Suis-je encore en train de rêver ? Est-ce bien à moi que ce sourire aux fossettes d’un autre monde s’adresse vraiment ? Qui tient ce fil d’or invisible entre son immeuble et le mien où glisse un sortilège que seul les palpitants peuvent déchiffrer ? Où étais-tu toutes ces années ?

Pourquoi maintenant alors que je ne peux pas t’approcher ?

Elle se couche sur un transat en plastique blanc relevant ses lunettes sur la tête. Le soleil, voyeur bien placé, se jette sur ses jumelles, devinant des yeux bleus, mais de si loin, il n’est plus certain de rien sauf d’une chose, nos regards se cherchent par intermittence entre les barreaux timides, témoins d’une harmonie exceptionnelle, de la naissance d’une nouvelle planète. L’alchimiste a frappé. Un truc chelou se passe à l’intérieur. Un volcan proche de l’éruption. La danse des lèvres qui se mordent inconsciemment et d’une main nerveuse qui joue avec le lobe d’une oreille déboussolée.

Elle est pourtant si proche et si loin de moi. Des fourmis remontent le long de mes mollets pour un pique-nique improvisé sur ma poitrine en PLS. Je ne suis plus qu’un chien fougueux qu’on tient en laisse.

Amers papillons qui tournoient dans mon estomac brûlant, les ailes en feu, fous de ne pouvoir s’élancer de ma bouche pâteuse pour se poser sur la chevelure dorée qui se languit sur le balcon d’en face.

Les cendres de la passion se glissent dans chacun de mes membres fébriles comme une bière ambrée coule dans mes veines un soir d’été, lorsque nous n’étions pas encore séparés, collés aux tables en formica d’un bistrot bruyant, à refaire le monde jusqu’à ce que Morphée nous prenne dans ses bras infinis. Des flocons poussiéreux se mettent à tomber dans mes yeux éblouis, boules de neige artificielle que de là-haut, un être sadique s’emploie à secouer en continu.

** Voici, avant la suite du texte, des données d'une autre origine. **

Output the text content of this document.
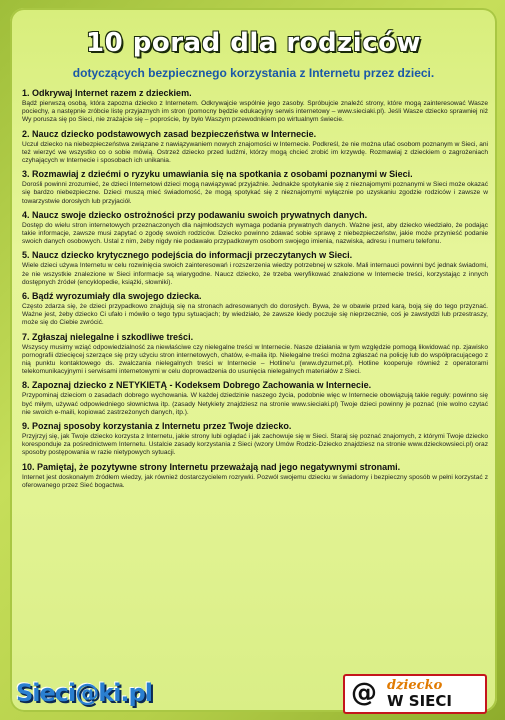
10 porad dla rodziców
dotyczących bezpiecznego korzystania z Internetu przez dzieci.

1. Odkrywaj Internet razem z dzieckiem.

Bądź pierwszą osobą, która zapozna dziecko z Internetem. Odkrywajcie wspólnie jego zasoby. Spróbujcie znaleźć strony, które mogą zainteresować Wasze pociechy, a następnie zróbcie listę przyjaznych im stron (pomocny będzie edukacyjny serwis internetowy – www.sieciaki.pl). Jeśli Wasze dziecko sprawniej niż Wy porusza się po Sieci, nie zrażajcie się – poproście, by było Waszym przewodnikiem po wirtualnym świecie.

2. Naucz dziecko podstawowych zasad bezpieczeństwa w Internecie.

Uczul dziecko na niebezpieczeństwa związane z nawiązywaniem nowych znajomości w Internecie. Podkreśl, że nie można ufać osobom poznanym w Sieci, ani też wierzyć we wszystko co o sobie mówią. Ostrzeż dziecko przed ludźmi, którzy mogą chcieć zrobić im krzywdę. Rozmawiaj z dzieckiem o zagrożeniach czyhających w Internecie i sposobach ich unikania.

3. Rozmawiaj z dziećmi o ryzyku umawiania się na spotkania z osobami poznanymi w Sieci.

Dorośli powinni zrozumieć, że dzieci Internetowi dzieci mogą nawiązywać przyjaźnie. Jednakże spotykanie się z nieznajomymi poznanymi w Sieci może okazać się bardzo niebezpieczne. Dzieci muszą mieć świadomość, że mogą spotykać się z nieznajomymi wyłącznie po uzyskaniu zgodzie rodziców i zawsze w towarzystwie dorosłych lub przyjaciół.

4. Naucz swoje dziecko ostrożności przy podawaniu swoich prywatnych danych.

Dostęp do wielu stron internetowych przeznaczonych dla najmłodszych wymaga podania prywatnych danych. Ważne jest, aby dziecko wiedziało, że podając takie informacje, zawsze musi zapytać o zgodę swoich rodziców. Dziecko powinno zdawać sobie sprawę z niebezpieczeństw, jakie może przynieść podanie swoich danych osobowych. Ustal z nim, żeby nigdy nie podawało przypadkowym osobom swojego imienia, nazwiska, adresu i numeru telefonu.

5. Naucz dziecko krytycznego podejścia do informacji przeczytanych w Sieci.

Wiele dzieci używa Internetu w celu rozwinięcia swoich zainteresowań i rozszerzenia wiedzy potrzebnej w szkole. Mali internauci powinni być jednak świadomi, że nie wszystkie znalezione w Sieci informacje są wiarygodne. Naucz dziecko, że trzeba weryfikować znalezione w Internecie treści, korzystając z innych dostępnych źródeł (encyklopedie, książki, słowniki).

6. Bądź wyrozumiały dla swojego dziecka.

Często zdarza się, że dzieci przypadkowo znajdują się na stronach adresowanych do dorosłych. Bywa, że w obawie przed karą, boją się do tego przyznać. Ważne jest, żeby dziecko Ci ufało i mówiło o tego typu sytuacjach; by wiedziało, że zawsze kiedy poczuje się nieprzecznie, coś je zawstydzi lub przestraszy, może się do Ciebie zwrócić.

7. Zgłaszaj nielegalne i szkodliwe treści.

Wszyscy musimy wziąć odpowiedzialność za niewłaściwe czy nielegalne treści w Internecie. Nasze działania w tym względzie pomogą likwidować np. zjawisko pornografii dziecięcej szerzące się przy użyciu stron internetowych, chatów, e-maila itp. Nielegalne treści można zgłaszać na policję lub do współpracującego z nią punktu kontaktowego ds. zwalczania nielegalnych treści w Internecie – Hotline'u (www.dyzurnet.pl). Hotline kooperuje również z operatorami telekomunikacyjnymi i serwisami internetowymi w celu doprowadzenia do usunięcia nielegalnych materiałów z Sieci.

8. Zapoznaj dziecko z NETYKIETĄ - Kodeksem Dobrego Zachowania w Internecie.

Przypominaj dzieciom o zasadach dobrego wychowania. W każdej dziedzinie naszego życia, podobnie więc w Internecie obowiązują takie reguły: powinno się być miłym, używać odpowiedniego słownictwa itp. (zasady Netykiety znajdziesz na stronie www.sieciaki.pl) Twoje dzieci powinny je poznać (nie wolno czytać nie swoich e-maili, kopiować zastrzeżonych danych, itp.).

9. Poznaj sposoby korzystania z Internetu przez Twoje dziecko.

Przyjrzyj się, jak Twoje dziecko korzysta z Internetu, jakie strony lubi oglądać i jak zachowuje się w Sieci. Staraj się poznać znajomych, z którymi Twoje dziecko koresponduje za pośrednictwem Internetu. Ustalcie zasady korzystania z Sieci (wzory Umów Rodzic-Dziecko znajdziesz na stronie www.dzieckowsieci.pl) oraz sposoby postępowania w razie nietypowych sytuacji.

10. Pamiętaj, że pozytywne strony Internetu przeważają nad jego negatywnymi stronami.

Internet jest doskonałym źródłem wiedzy, jak również dostarczycielem rozrywki. Pozwól swojemu dziecku w świadomy i bezpieczny sposób w pełni korzystać z oferowanego przez Sieć bogactwa.

Sieci@ki.pl	@ dziecko
W SIECI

J’ai mal comme un toxicomane en sevrage cloîtré dans un tunnel sans fin à la recherche d’une seringue charnelle. Une dose d’elle. Une overdose même. Un lion qui se meurt dans ma cage thoracique, rugissant son désir au plus profond de mes entrailles, prêt à être apprivoisé par la douceur de son cou, par la courbe de son corps, sculpté par l’ange de Rodin ou de Camille Claudel. Seul un être mystique a le talent nécessaire pour créer une âme aussi envoûtante. Je comprends maintenant pourquoi des marins se jettent dans la mer déchaînée sans la moindre hésitation à l’appel de sirènes hypnotisantes.

Il y a cette cicatrice sur son genoux gauche que je découvrirai dans quelques semaines et ce grain de beauté discret sur sa cuisse qui n’aura plus le moindre secret.

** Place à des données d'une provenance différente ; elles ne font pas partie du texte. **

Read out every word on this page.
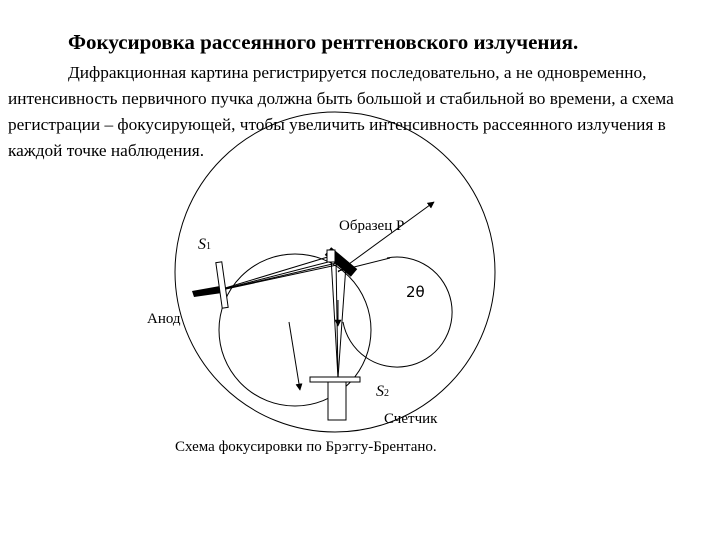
Фокусировка рассеянного рентгеновского излучения.

Дифракционная картина регистрируется последовательно, а не одновременно, интенсивность первичного пучка должна быть большой и стабильной во времени, а схема регистрации – фокусирующей, чтобы увеличить интенсивность рассеянного излучения в каждой точке наблюдения.

S1
Образец P
2θ
Анод
S2
Счетчик
Схема фокусировки по Брэггу-Брентано.
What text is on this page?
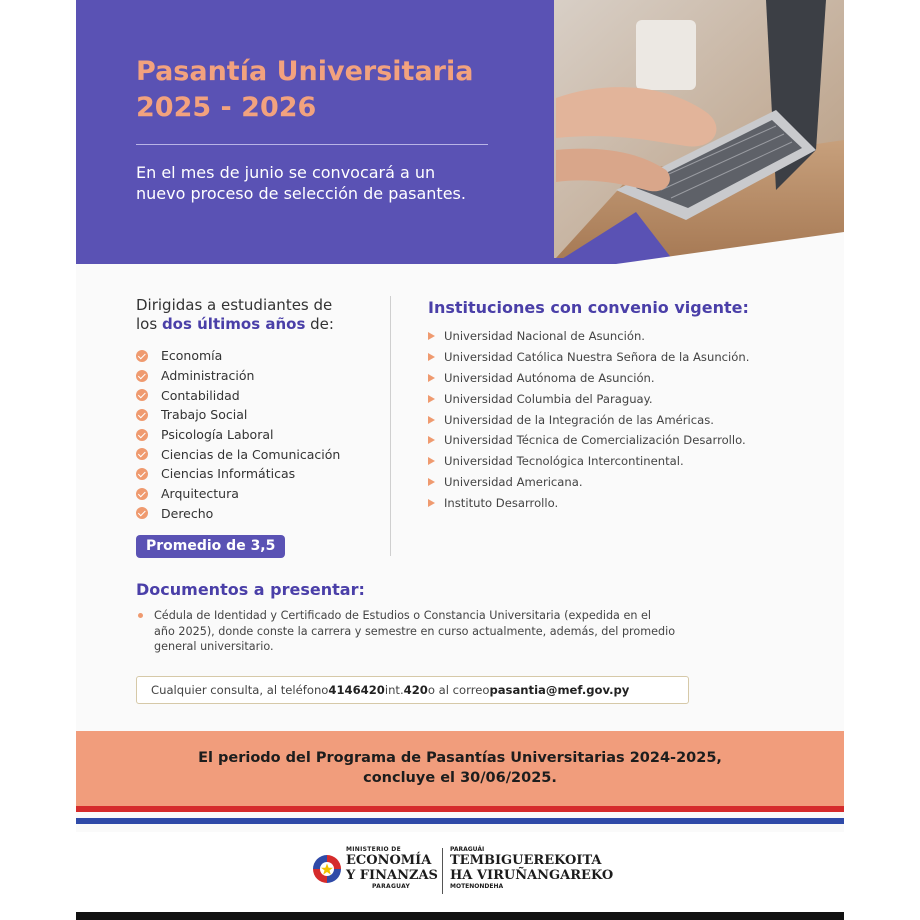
Pasantía Universitaria
2025 - 2026
En el mes de junio se convocará a un
nuevo proceso de selección de pasantes.
Dirigidas a estudiantes de
los dos últimos años de:
Economía
Administración
Contabilidad
Trabajo Social
Psicología Laboral
Ciencias de la Comunicación
Ciencias Informáticas
Arquitectura
Derecho
Promedio de 3,5
Instituciones con convenio vigente:
Universidad Nacional de Asunción.
Universidad Católica Nuestra Señora de la Asunción.
Universidad Autónoma de Asunción.
Universidad Columbia del Paraguay.
Universidad de la Integración de las Américas.
Universidad Técnica de Comercialización Desarrollo.
Universidad Tecnológica Intercontinental.
Universidad Americana.
Instituto Desarrollo.
Documentos a presentar:
Cédula de Identidad y Certificado de Estudios o Constancia Universitaria (expedida en el
año 2025), donde conste la carrera y semestre en curso actualmente, además, del promedio
general universitario.
Cualquier consulta, al teléfono 4146420 int. 420 o al correo pasantia@mef.gov.py
El periodo del Programa de Pasantías Universitarias 2024-2025,
concluye el 30/06/2025.
MINISTERIO DE
ECONOMÍA
Y FINANZAS
PARAGUAY
PARAGUÁI
TEMBIGUEREKOITA
HA VIRUÑANGAREKO
MOTENONDEHA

Il y a ce téton fier qui pointe les nuages pour me montrer le chemin de la Voie lactée. Il y a le parfum de sa peau sur la taie d’oreiller en soie. Il y a son rire au petit matin et cette façon si particulière de bouder. Il y a sa pudeur et ses doutes, des larmes pour un mot blessant que je n’aurais pas dû prononcer. Il y aura des hauts et des bas, des assiettes cassées et des orgasmes fracassants pour les recoller.

Il y a cette tombe d’un amour passionné que nous commençons déjà à creuser mais j’ai envie de croire que les mégots savent voler.